Hating a mother to the point of shrugging off her death is something interesting to explore, especially through the prism of a public figure who is expected to grieve publicly about such things. But it’s jarring to see it explored so brutally, especially in the actual death scene.
Selina is annoyed when she learns it could take hours for her mother to actually pass once life support is ended. When it’s time to say goodbye, it’s not just that she can’t muster any tears. She can’t even muster anything to say.
When she learns, seconds later, that the ballot recount that could help her win Nevada was approved, she starts celebrating and crying tears of joy. The contrast between that elation and her indifference to her own mother’s death could make a character—the lead character or otherwise—irredeemable in the eyes of an audience.
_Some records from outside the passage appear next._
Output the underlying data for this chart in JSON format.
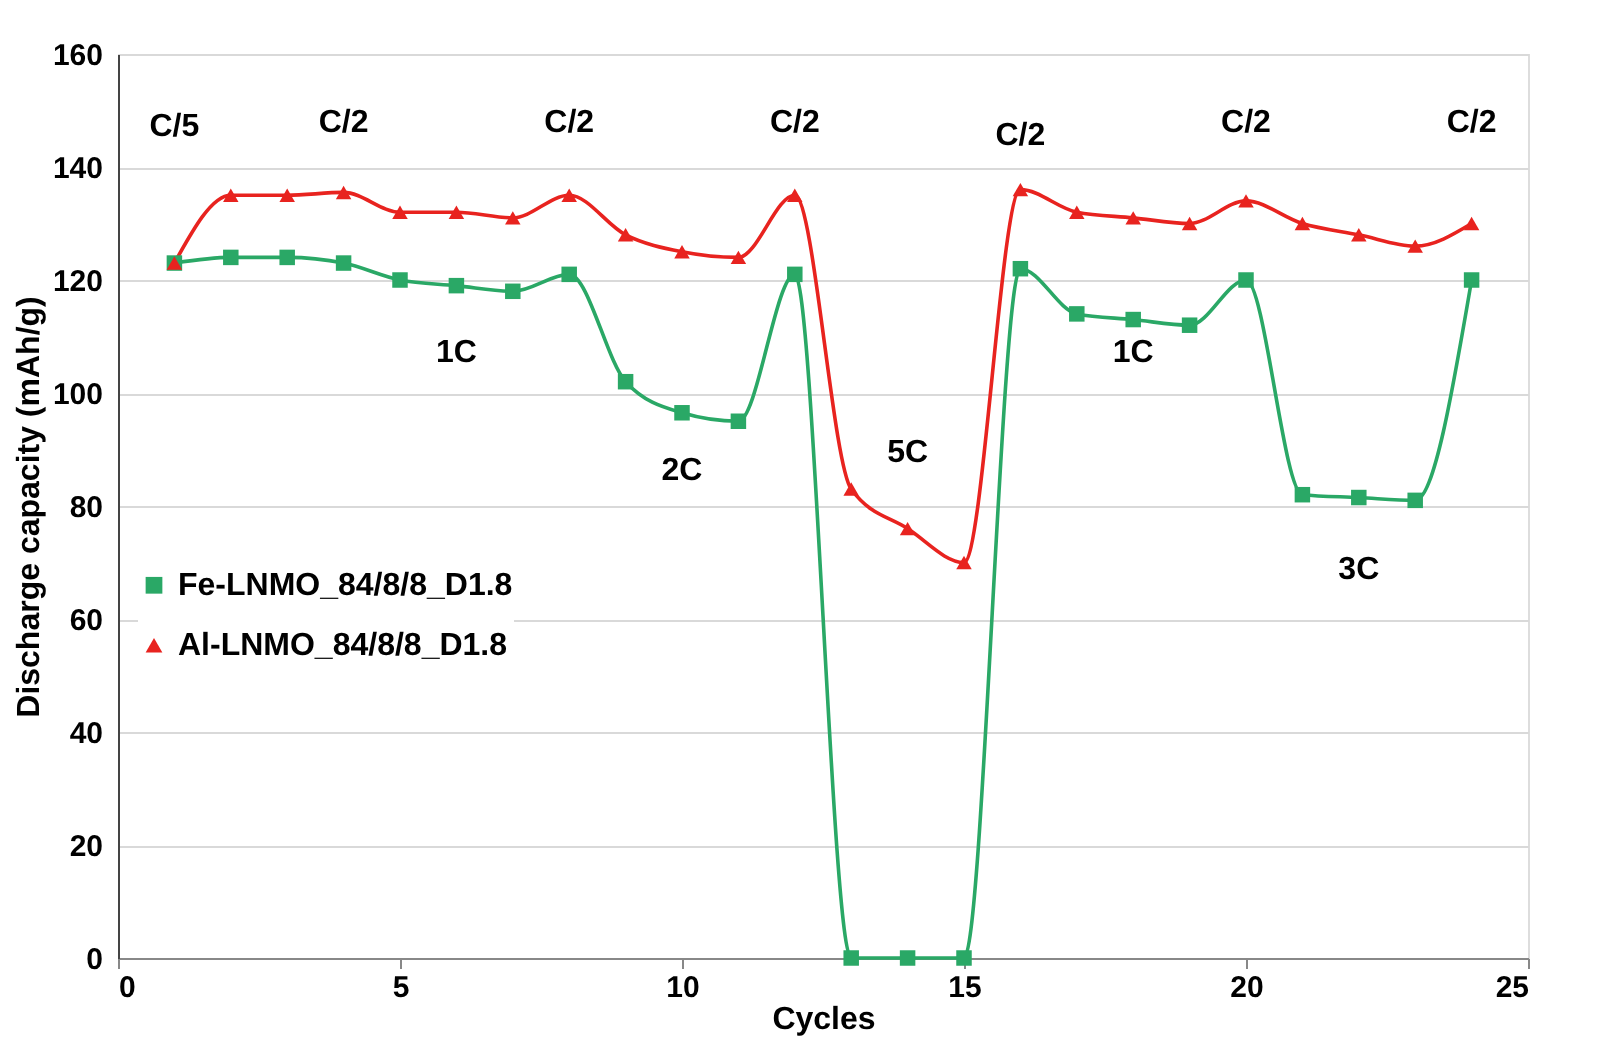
{
  "chart_data": {
    "type": "line",
    "xlabel": "Cycles",
    "ylabel": "Discharge capacity (mAh/g)",
    "x": [
      1,
      2,
      3,
      4,
      5,
      6,
      7,
      8,
      9,
      10,
      11,
      12,
      13,
      14,
      15,
      16,
      17,
      18,
      19,
      20,
      21,
      22,
      23,
      24
    ],
    "series": [
      {
        "name": "Fe-LNMO_84/8/8_D1.8",
        "color": "#2aa866",
        "marker": "square",
        "values": [
          123,
          124,
          124,
          123,
          120,
          119,
          118,
          121,
          102,
          96.5,
          95,
          121,
          0,
          0,
          0,
          122,
          114,
          113,
          112,
          120,
          82,
          81.5,
          81,
          120
        ]
      },
      {
        "name": "Al-LNMO_84/8/8_D1.8",
        "color": "#e8231f",
        "marker": "triangle",
        "values": [
          123,
          135,
          135,
          135.5,
          132,
          132,
          131,
          135,
          128,
          125,
          124,
          135,
          83,
          76,
          70,
          136,
          132,
          131,
          130,
          134,
          130,
          128,
          126,
          130
        ]
      }
    ],
    "xlim": [
      0,
      25
    ],
    "xticks": [
      0,
      5,
      10,
      15,
      20,
      25
    ],
    "ylim": [
      0,
      160
    ],
    "yticks": [
      0,
      20,
      40,
      60,
      80,
      100,
      120,
      140,
      160
    ],
    "grid": "y",
    "legend": "left",
    "line_style": "solid",
    "annotations": [
      "C/5",
      "C/2",
      "C/2",
      "C/2",
      "1C",
      "2C",
      "5C",
      "C/2",
      "1C",
      "C/2",
      "3C",
      "C/2"
    ]
  }
}
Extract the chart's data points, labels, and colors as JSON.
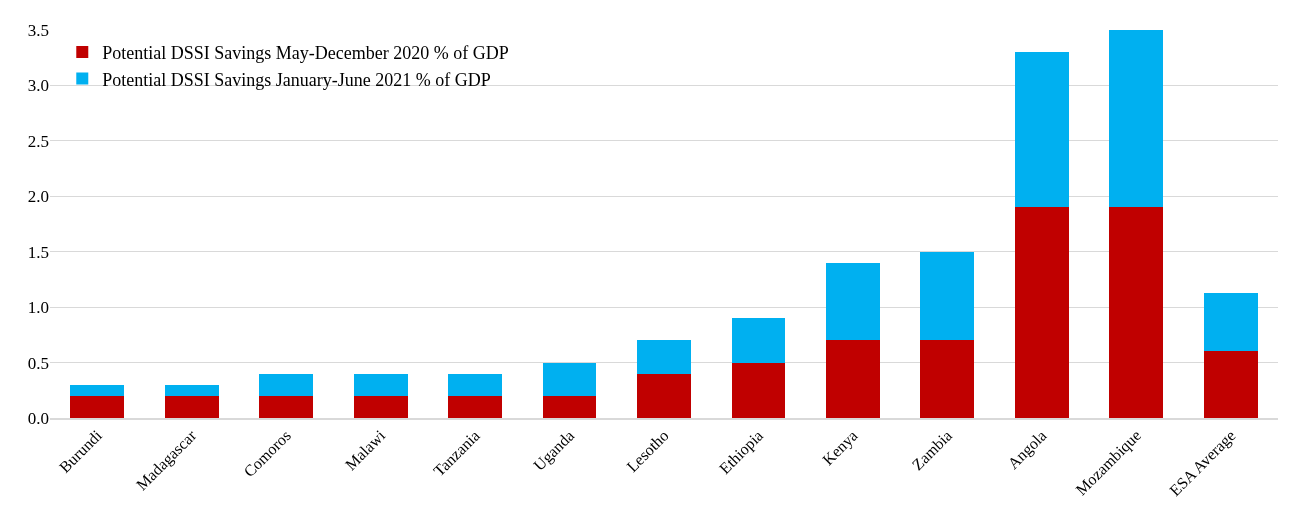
{
  "chart_data": {
    "type": "bar",
    "stacked": true,
    "categories": [
      "Burundi",
      "Madagascar",
      "Comoros",
      "Malawi",
      "Tanzania",
      "Uganda",
      "Lesotho",
      "Ethiopia",
      "Kenya",
      "Zambia",
      "Angola",
      "Mozambique",
      "ESA Average"
    ],
    "series": [
      {
        "name": "Potential DSSI Savings May-December 2020 % of GDP",
        "color": "#c00000",
        "values": [
          0.2,
          0.2,
          0.2,
          0.2,
          0.2,
          0.2,
          0.4,
          0.5,
          0.7,
          0.7,
          1.9,
          1.9,
          0.6
        ]
      },
      {
        "name": "Potential DSSI Savings January-June 2021 % of GDP",
        "color": "#00b0f0",
        "values": [
          0.1,
          0.1,
          0.2,
          0.2,
          0.2,
          0.3,
          0.3,
          0.4,
          0.7,
          0.8,
          1.4,
          1.6,
          0.53
        ]
      }
    ],
    "ylim": [
      0,
      3.5
    ],
    "yticks": [
      {
        "value": 0,
        "label": "0.0"
      },
      {
        "value": 0.5,
        "label": "0.5"
      },
      {
        "value": 1,
        "label": "1.0"
      },
      {
        "value": 1.5,
        "label": "1.5"
      },
      {
        "value": 2,
        "label": "2.0"
      },
      {
        "value": 2.5,
        "label": "2.5"
      },
      {
        "value": 3,
        "label": "3.0"
      },
      {
        "value": 3.5,
        "label": "3.5"
      }
    ],
    "grid": "y",
    "legend": "top left"
  }
}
But Louis-Dreyfus pulls it off.
“That mix of laugh, almost crying hysteria—name me another human that can play that,” Mandel says.
More precarious a performance, perhaps, is when Selina realizes that the public’s assumption that she’s grieving is actually doing wonders for her polling numbers. The “death bump,” it’s called. And so she begins to capitalize on it, using the well-wishers keeping vigil outside her mother’s house for a photo op.
It’s only seconds before Selina has to give the eulogy at the funeral, and she learns that she lost the Nevada recount and thus the popular vote in the election, that she begins crying. Weeping, even.
The whole episode reveals another layer to the extent that Selina Meyer isn’t, at least in the traditional sense, a good person. But is there ever a concern that she might be too bad of a person?
“Absolutely,” Mandel says. “But I think if we’re not concerned about that then we’re not doing our jobs. If we’re not willing to get to that line, then we’re pulling back somehow. When you watch that episode, she says some horrible things but you feel terrible for her because I think you understand why she’s saying them.”
Her behavior shows just how invested she is in her professional life. And it’s not that it’s at the expense of her personal life. It’s that her personal life is more complicated than we knew. If anything, Selina’s reaction to her mother’s death hints at how she became the way she is.
Especially in how Selina can’t stomach her daughter Catherine’s reaction to the news, mocking her sadness and avoiding comforting her, you see the full circle that may have begun with Selina’s own mother. She complains that her mother always either criticized or ignored her—just as she does the entire episode to Catherine.
“It’s Veep’s take on death, and hopefully it gives you everything you want out of Veep’s take on death,” Mandel says. “That it’s uncomfortable and funny as I wanted it to be.”